[0001] Die Erfindung betrifft ein Dampf-Drosselventil nach dem Oberbegriff des Anspruchs
1.
[0002] Ein Ventil dieser Art ist aus der DE-B-1 526 977 bekannt. Bei diesem Ventil wird
das Einspritzwasser nahe dem Ventilsitz zugeführt. Dies hat starke Temperaturänderungen
am Ventilsitz und am Verschlussteil zur Folge, was zu einer raschen Zermürbung des
Werkstoffs dieser beiden Teile durch Wärmespannungen führt. Verstärkt wird diese Tendenz
noch dadurch, dass das Wasser aus einem Ringsplat austritt, der im Laufe des Betriebes,
durch ungleiches Verziehen bedingt, nach kurzer Zeit über dem Umfang ungleiche Weiten
aufweist.
[0003] Es ist Aufgabe der Erfindung, das Ventil der eingangs genannten Art so zu verbessern,
dass Wärmespannungen am Ventilsitz und am Verschlussteil auf konstruktiv einfache
Art vermieden werden.
[0004] Diese Aufgabe wird durch die Merkmale nach dem Kennzeichen des Anspruchs 1 gelöst.
[0005] Die Vorteile der Erfindung liegen in der erheblich einfacheren Konstruktion des Ventils
sowie darin, dass am Ventilsitz keine Erhöhung des Temperaturgradienten auftritt.
Ueberdies lassen sich Schäden durch Erosion oder Thermoschock im Bereich der Kühlwasserkanäle
leicht reparieren, ohne dass dabei kostspielige Teile, wie Ventilgehäuse oder Ventildeckel,
ersetzt werden müssten.
[0006] Aus der DE-B-1 626 313 ist ein Dampf- drosselventil bekannt, bei dem kein Ventilkorb
vorgesehen ist, jedoch der Kühlwassermündungsbereich durch eine Vielzahl von Kanälen
gebildet ist, die durch in die Ventilstange eingearbeitete Nuten und eine die Ventilstange
umgebende Führungsfläche begrenzt sind.
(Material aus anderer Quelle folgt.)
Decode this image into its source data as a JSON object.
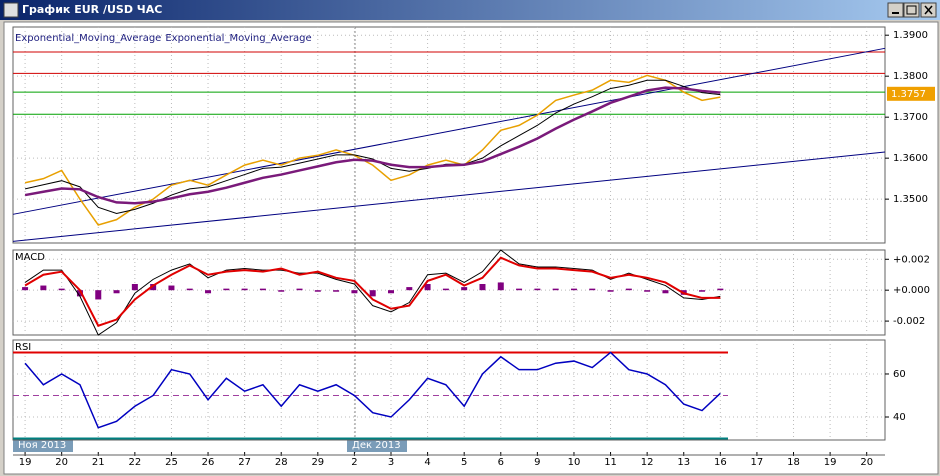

Wegen den Relativbewegungen zwischen der Führungsfläche
und der Ventilstange im Zusammenwirken mit dem strömenden Kühlwasser besteht die Gefahr,
dass sich die aufeinandergleitenden Flächen stark abnutzen, was nicht nur zu einer
falschen Einspritzwassermenge, sondern auch zu einer schlechten Führung der Ventilspindel
führt.
[0007] Die Lösung nach Anspruch 2 hat die konstruktiven Vorteile, dass etwaige Teilungsfehler
beim Herstellen der Kühlwasserkanäle nicht ins Gewicht fallen, weil die beiden in
der Berührungsfläche aneinanderstossenden Teile des Ventils unabhängig voneinander
gefertigt werden, und dass der eine der beiden Teile mehr von Wärmespannungen entlastet
wird.
[0008] . Das Merkmal nach Anspruch 3 führt zu einer konstruktiv besonders einfachen Lösung,
da der Ventilkorb dann einen leicht demontierbaren Verschleissteil bildet.
[0009] Durch das Merkmal nach Anspruch 4 werden Wirkungen von Thermoschockbeanspruchungen
im Kühlwassermündungsbereich zusätzlich herabgesetzt und allgemein die Wärmespannungen
vermindert.
[0010] Das Merkmal gemäss Anspruch 5 zeigt einen Weg, um auch in den massiven Teilen des
Ventils die durch hohen Wärmeübergang entstehenden Wärmespannungen zu reduzieren.
[0011] Die Erfindung wird in der Zeichnung an vier Ausführungsbeispielen näher erläutert.
Es zeigen :
Fig. 1 einen Axialschnitt durch ein Dampf- Drosselventil nach der Erfindung,
Fig. 2 einen Teilschnitt nach 11-11 in Fig. 1,
Fig. 3 einen axialen Teilschnitt durch ein zweites Ausführungsbeispiel,
Fig. 4 ein drittes Beispiel, der Fig. 3 entsprechend dargestellt,
Fig. 5 ein viertes Beispiel, ebenfalls der Fig. 3 entsprechend dargestellt.
[0012] Ein Dampf-Drosselventil 1 nach Fig. 1 weist ein Ventilgehäuse 2 mit einem Dampfeintrittstutzen
3 und einem Dampfaustrittstutzen 4, sowie einen abnehmbaren Deckel 6 mit Wasserzufuhrbohrung
7 auf. Der Deckel 6 ist durch eine Reihe von Schrauben 10, die gleichzeitig den Fussflansch
11 eines Ständers 12 für einen nicht gezeichneten Servomotor halten, dicht mit dem
Gehäuse 2 verbunden. Der Deckel 6 weist in einer zentralen Führung 13 eine axiale
Bohrung 14 auf, in der eine Ventilspindel 15 beweglich angeordnet ist. Die Ventilspindel
15 trägt einen Verschlusskörper 16, der mit einem durch Hartmetallauftrag 17 geschützten
Ventilsitz 18 zusammenwirkt. In der oberen Partie des Deckels 6 ist eine Stopfbüchse
20 angeordnet, welche den Spalt zwischen der Spindell5 und der Bohrung 14 abdichtet.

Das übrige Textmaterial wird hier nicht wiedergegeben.